The war might have stopped for awhile, but now it’s on again. For U.S. troops on the ground, the rules of engagement are abysmal. If you are shot at, drive away. If you see Iraqi troops in contact with the enemy, phone in your advice and assistance. If wounded show up at your doorstep, arrange transport to an Iraqi hospital, but do not treat them yourself. The squad-level 101st Airborne troopers I spoke with during our trip would gladly have volunteered to parachute into Mosul airport and take the fight to ISIS themselves. They didn’t join the Army to “advise and assist.” These meat-eaters feel like they are being fed a steady diet of don’t-hurt-yourself cabbage. 

A few days later, we bluffed our way through an Iraqi Army checkpoint and made it up to the fighting front, which at that point had penetrated Mosul’s eastern neighborhoods. Fighting was house to house, with the Iraqi special forces brigades taking tremendous casualties from snipers and vehicle-borne IEDs. Reserve forces were already being brought into the fight with less than a third of Mosul liberated from the Islamic State. 

With the sounds of gunfire nearby, we came upon two Americans who had converted a dusty empty lot behind a building into a makeshift medical aid station. At first we thought they might be U.S. special forces medics, but as it turns out, they work for a tiny Slovakian NGO that provides medical services to the Iraqi army, which is sorely lacking that capability on its own. These two men—one a combat-hardened former U.S. Marine infantryman, the other a pipe fitter from San Diego—had volunteered to come and lend a hand to defeat the Islamic State. That very morning, they had treated more than 30 casualties—most civilians, and many of those, children. 

The wounded continued to stream into the aid station where the two brave Americans did their best to stabilize those they could and speed them to better care in the rear, more than 40 minutes away. It was clear talking to them that they were exhausted and cynical about the success of this operation. 
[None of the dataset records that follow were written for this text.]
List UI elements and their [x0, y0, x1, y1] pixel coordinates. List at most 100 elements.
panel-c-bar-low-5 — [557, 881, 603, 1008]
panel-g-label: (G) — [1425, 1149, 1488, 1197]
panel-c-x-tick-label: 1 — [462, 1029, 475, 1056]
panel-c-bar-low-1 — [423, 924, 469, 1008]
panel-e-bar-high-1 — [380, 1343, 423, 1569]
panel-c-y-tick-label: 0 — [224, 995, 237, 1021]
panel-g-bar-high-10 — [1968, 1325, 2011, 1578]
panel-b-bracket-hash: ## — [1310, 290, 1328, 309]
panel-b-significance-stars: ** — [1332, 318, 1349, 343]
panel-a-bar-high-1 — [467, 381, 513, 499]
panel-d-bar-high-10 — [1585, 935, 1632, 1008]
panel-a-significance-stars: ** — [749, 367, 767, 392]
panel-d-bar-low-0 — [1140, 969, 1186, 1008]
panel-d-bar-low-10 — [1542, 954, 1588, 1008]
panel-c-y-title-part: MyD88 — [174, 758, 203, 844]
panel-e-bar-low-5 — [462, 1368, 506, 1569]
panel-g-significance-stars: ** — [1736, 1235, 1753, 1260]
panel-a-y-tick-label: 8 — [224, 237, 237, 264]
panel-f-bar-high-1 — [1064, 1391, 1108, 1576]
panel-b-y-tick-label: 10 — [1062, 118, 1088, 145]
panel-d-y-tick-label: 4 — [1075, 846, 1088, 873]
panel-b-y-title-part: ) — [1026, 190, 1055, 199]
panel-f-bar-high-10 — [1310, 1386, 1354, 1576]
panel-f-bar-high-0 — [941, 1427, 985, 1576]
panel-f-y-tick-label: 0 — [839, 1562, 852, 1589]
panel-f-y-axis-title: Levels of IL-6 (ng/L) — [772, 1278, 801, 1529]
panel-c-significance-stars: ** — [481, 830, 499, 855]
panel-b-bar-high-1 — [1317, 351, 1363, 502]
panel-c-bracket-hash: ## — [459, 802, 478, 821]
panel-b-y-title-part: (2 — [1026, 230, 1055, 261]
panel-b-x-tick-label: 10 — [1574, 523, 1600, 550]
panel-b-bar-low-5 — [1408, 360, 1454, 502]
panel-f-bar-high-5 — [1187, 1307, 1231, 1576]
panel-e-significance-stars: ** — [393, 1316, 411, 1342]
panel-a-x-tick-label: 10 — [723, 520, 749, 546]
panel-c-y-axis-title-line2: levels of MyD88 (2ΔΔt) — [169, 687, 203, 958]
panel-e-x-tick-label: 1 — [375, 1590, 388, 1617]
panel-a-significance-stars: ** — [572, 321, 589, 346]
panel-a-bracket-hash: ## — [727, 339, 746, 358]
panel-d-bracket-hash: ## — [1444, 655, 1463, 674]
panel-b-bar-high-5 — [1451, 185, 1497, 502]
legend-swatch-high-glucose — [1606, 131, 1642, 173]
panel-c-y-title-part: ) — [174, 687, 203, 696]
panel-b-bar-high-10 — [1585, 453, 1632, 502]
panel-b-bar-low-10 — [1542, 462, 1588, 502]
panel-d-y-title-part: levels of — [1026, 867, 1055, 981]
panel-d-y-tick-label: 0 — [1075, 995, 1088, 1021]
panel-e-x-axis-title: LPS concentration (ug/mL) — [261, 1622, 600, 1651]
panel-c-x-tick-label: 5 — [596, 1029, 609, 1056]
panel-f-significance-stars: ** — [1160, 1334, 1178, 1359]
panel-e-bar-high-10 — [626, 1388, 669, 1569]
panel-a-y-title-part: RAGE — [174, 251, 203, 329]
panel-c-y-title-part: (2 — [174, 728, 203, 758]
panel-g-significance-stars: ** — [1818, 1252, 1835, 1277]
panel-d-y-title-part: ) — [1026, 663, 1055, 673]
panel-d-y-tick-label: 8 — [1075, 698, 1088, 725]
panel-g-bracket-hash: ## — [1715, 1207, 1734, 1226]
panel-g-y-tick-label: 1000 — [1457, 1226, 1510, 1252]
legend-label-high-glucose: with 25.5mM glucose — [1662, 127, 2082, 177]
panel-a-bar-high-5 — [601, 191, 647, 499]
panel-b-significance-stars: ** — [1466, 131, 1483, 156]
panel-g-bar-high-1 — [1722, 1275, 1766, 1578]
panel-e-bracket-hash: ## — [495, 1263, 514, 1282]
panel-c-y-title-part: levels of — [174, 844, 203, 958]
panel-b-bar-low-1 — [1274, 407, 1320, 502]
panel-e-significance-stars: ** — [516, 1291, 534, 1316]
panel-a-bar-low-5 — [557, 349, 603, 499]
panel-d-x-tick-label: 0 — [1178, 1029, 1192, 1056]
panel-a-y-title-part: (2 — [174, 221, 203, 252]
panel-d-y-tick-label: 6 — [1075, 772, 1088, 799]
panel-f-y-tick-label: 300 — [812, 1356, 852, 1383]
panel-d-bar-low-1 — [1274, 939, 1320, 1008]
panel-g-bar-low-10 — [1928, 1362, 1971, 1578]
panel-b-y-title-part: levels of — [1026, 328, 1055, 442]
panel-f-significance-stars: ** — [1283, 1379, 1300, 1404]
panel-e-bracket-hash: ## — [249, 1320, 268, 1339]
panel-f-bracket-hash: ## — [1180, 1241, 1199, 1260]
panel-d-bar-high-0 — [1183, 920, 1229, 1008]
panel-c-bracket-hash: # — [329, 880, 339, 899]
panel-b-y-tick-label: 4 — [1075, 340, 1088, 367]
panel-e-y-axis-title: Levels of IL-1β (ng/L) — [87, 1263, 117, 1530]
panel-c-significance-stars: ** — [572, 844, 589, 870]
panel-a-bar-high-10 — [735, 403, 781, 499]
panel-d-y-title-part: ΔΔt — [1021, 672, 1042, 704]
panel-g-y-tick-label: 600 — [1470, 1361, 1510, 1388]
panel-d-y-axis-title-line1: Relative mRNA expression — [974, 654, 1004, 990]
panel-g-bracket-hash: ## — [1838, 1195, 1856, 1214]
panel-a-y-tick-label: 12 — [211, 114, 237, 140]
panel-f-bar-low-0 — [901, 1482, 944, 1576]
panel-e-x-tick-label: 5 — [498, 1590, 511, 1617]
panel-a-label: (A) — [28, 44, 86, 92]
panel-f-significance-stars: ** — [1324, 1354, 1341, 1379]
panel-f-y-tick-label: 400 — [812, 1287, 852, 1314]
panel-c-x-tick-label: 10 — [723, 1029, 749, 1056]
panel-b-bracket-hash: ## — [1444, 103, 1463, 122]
There is something surreal about this particular stage of the war. If you want to see combat here, don’t join the U.S. Military. Instead, join an NGO. 

What that really means is that the forces that could finish ISIS and end this battle quickly are not being allowed to do so. Into that void comes a whole host of fighting forces, some of whom have objectives in joining the battle that are not likely to lead to a safe, stable Iraq, nor to greater U.S. national security. 

Let’s hope a Trump administration will change that.